I've finally cracked it! Today I made a proper Polish cheesecake.
The cheesecakes we had in Poland were wonderful - light, full of flavour and not too sweet.
Tod bakes a great cheesecake, but his recipe is American, has lashings of sour cream on top and is very rich. It also comes with a biscuit crumb base, whereas many of the cakes in Poland have no base.
Over the last few weeks, I've been trying various Polish recipes from the internet, but each time the cheesecake looked great as it emerged from the oven - like a soufflé - but then collapsed as it cooled.
But today's sernik was perfect. The trick I've discovered is to bake the cake at a much lower temperature than most recipes suggest and for much longer and not to over-beat the egg white.

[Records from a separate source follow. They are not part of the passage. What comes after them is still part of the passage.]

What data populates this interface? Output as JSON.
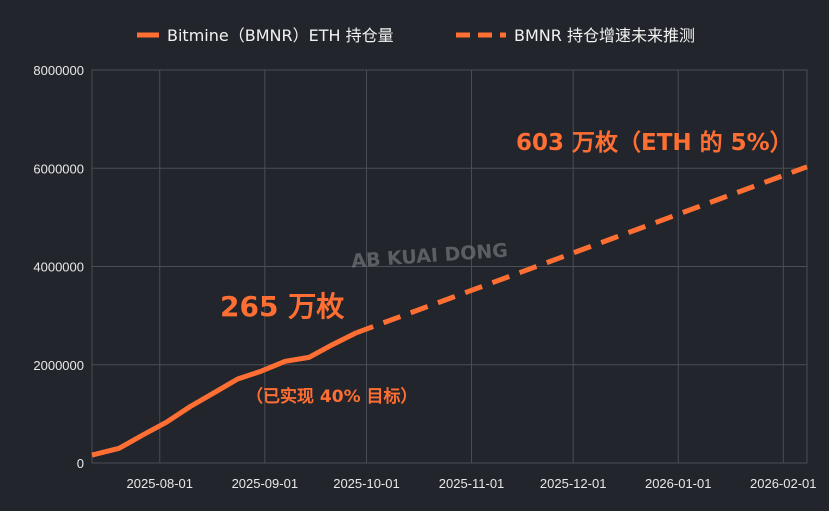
{
  "colors": {
    "background": "#22252b",
    "grid": "#4a4e55",
    "series": "#ff6f33",
    "text": "#e8e8e8"
  },
  "watermark": "AB KUAI DONG",
  "chart_data": {
    "type": "line",
    "grid": true,
    "legend_position": "top-center",
    "x_axis": {
      "type": "date",
      "range": [
        "2025-07-12",
        "2026-02-08"
      ],
      "tick_labels": [
        "2025-08-01",
        "2025-09-01",
        "2025-10-01",
        "2025-11-01",
        "2025-12-01",
        "2026-01-01",
        "2026-02-01"
      ]
    },
    "y_axis": {
      "range": [
        0,
        8000000
      ],
      "tick_labels": [
        "0",
        "2000000",
        "4000000",
        "6000000",
        "8000000"
      ]
    },
    "series": [
      {
        "name": "Bitmine（BMNR）ETH 持仓量",
        "style": "solid",
        "points": [
          {
            "x": "2025-07-12",
            "y": 160000
          },
          {
            "x": "2025-07-20",
            "y": 300000
          },
          {
            "x": "2025-07-27",
            "y": 570000
          },
          {
            "x": "2025-08-03",
            "y": 830000
          },
          {
            "x": "2025-08-10",
            "y": 1150000
          },
          {
            "x": "2025-08-17",
            "y": 1430000
          },
          {
            "x": "2025-08-24",
            "y": 1710000
          },
          {
            "x": "2025-08-31",
            "y": 1870000
          },
          {
            "x": "2025-09-07",
            "y": 2070000
          },
          {
            "x": "2025-09-14",
            "y": 2150000
          },
          {
            "x": "2025-09-21",
            "y": 2410000
          },
          {
            "x": "2025-09-28",
            "y": 2650000
          }
        ]
      },
      {
        "name": "BMNR 持仓增速未来推测",
        "style": "dashed",
        "points": [
          {
            "x": "2025-09-28",
            "y": 2650000
          },
          {
            "x": "2026-02-08",
            "y": 6030000
          }
        ]
      }
    ],
    "annotations": [
      {
        "text": "265 万枚",
        "x": "2025-09-28",
        "y": 2650000
      },
      {
        "text": "（已实现 40% 目标）",
        "x": "2025-09-28",
        "y": 2650000
      },
      {
        "text": "603 万枚（ETH 的 5%）",
        "x": "2026-02-08",
        "y": 6030000
      }
    ]
  }
}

So here's my recipe for the perfect Polish cheesecake....
- Five eggs - separated
- About a kilo of cottage cheese (here in France I use Faisselle which is very wet, so I strain two kilos of it overnight through muslin, which brings the weight down to about a kilo in total)
- 70 gm caster sugar
- 110 gm butter
- 70 gm sultanas (some recipes suggest soaking the sultanas in brandy)

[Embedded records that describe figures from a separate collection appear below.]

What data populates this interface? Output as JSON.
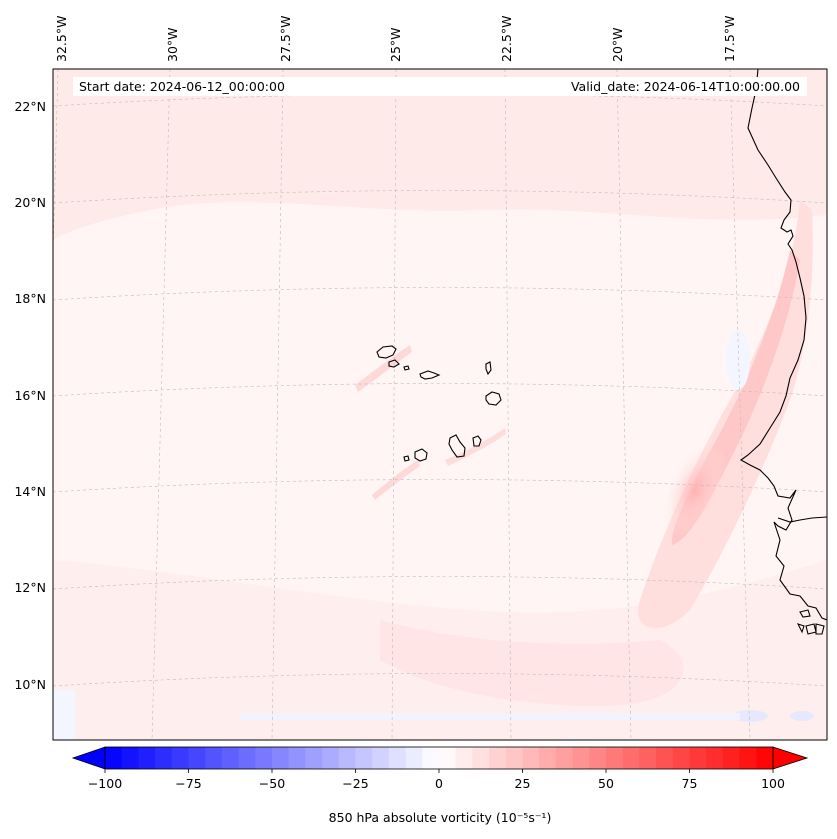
{
  "header": {
    "start_date": "Start date: 2024-06-12_00:00:00",
    "valid_date": "Valid_date: 2024-06-14T10:00:00.00"
  },
  "longitude_labels": [
    "32.5°W",
    "30°W",
    "27.5°W",
    "25°W",
    "22.5°W",
    "20°W",
    "17.5°W"
  ],
  "latitude_labels": [
    "22°N",
    "20°N",
    "18°N",
    "16°N",
    "14°N",
    "12°N",
    "10°N"
  ],
  "colorbar": {
    "label": "850 hPa absolute vorticity (10⁻⁵s⁻¹)",
    "ticks": [
      "−100",
      "−75",
      "−50",
      "−25",
      "0",
      "25",
      "50",
      "75",
      "100"
    ],
    "min": -100,
    "max": 100,
    "low_color": "#0000ff",
    "mid_color": "#ffffff",
    "high_color": "#ff0000"
  },
  "colors": {
    "coastline": "#000000",
    "gridline": "#bbbbbb",
    "field_background": "#fff6f6"
  }
}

- one tablespoon of potato flour
- one tablespoon vanilla essence
- zest of one lemon
Beat the sugar and butter until nice and creamy. Add the egg yolks one at a time still beating the mixture.
Add the strained cheese to the butter/egg mixture and beat to a smooth texture.

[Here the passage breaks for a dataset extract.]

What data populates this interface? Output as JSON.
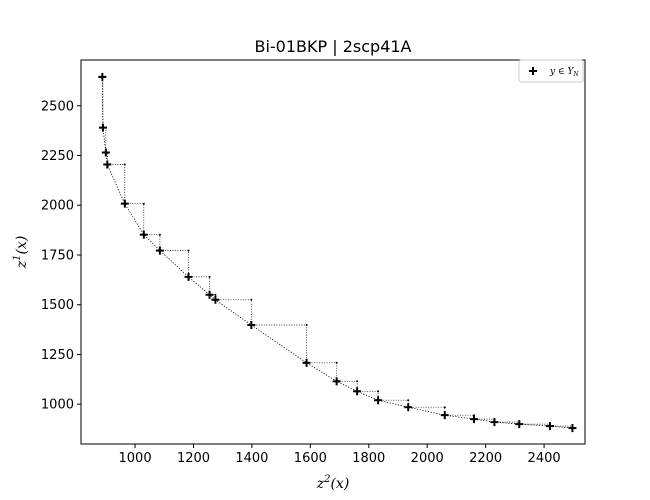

Add the sultanas, potato flour, vanilla essence and lemon zest and beat again.
In a separate bowl beat the egg whites until they are just stiff (but don't go on any longer) and then fold the beaten egg whites into the cheese/egg mixture. Spoon the mixture into a buttered and flour-dusted cake tin.
I use a nine inch diameter cake tin with deep sides and a removable base. I butter and flour-dust the sides and bottom and then line the sides with a double layer of baking parchment.
Most recipes suggest baking at 180°C or even hotter for about 40-50 minutes and this is where I found the frothy mixture rose too much and too quickly and then collapsed. So I now bake at 140-150°C for about 90-100 minutes until the top is just beginning to brown and feels springy to the touch. I also leave the cake in the oven to cool.
It's a struggle to get a French bottle gas oven cool enough and the settings are not subtle, so I have the regulo just below "1" and put the cake tin on the middle shelf on two layers of newspaper and have a tin of water in the bottom of the oven. This slows down the whole baking process, means the cake rises more slowly and stays risen and light. And tastes great!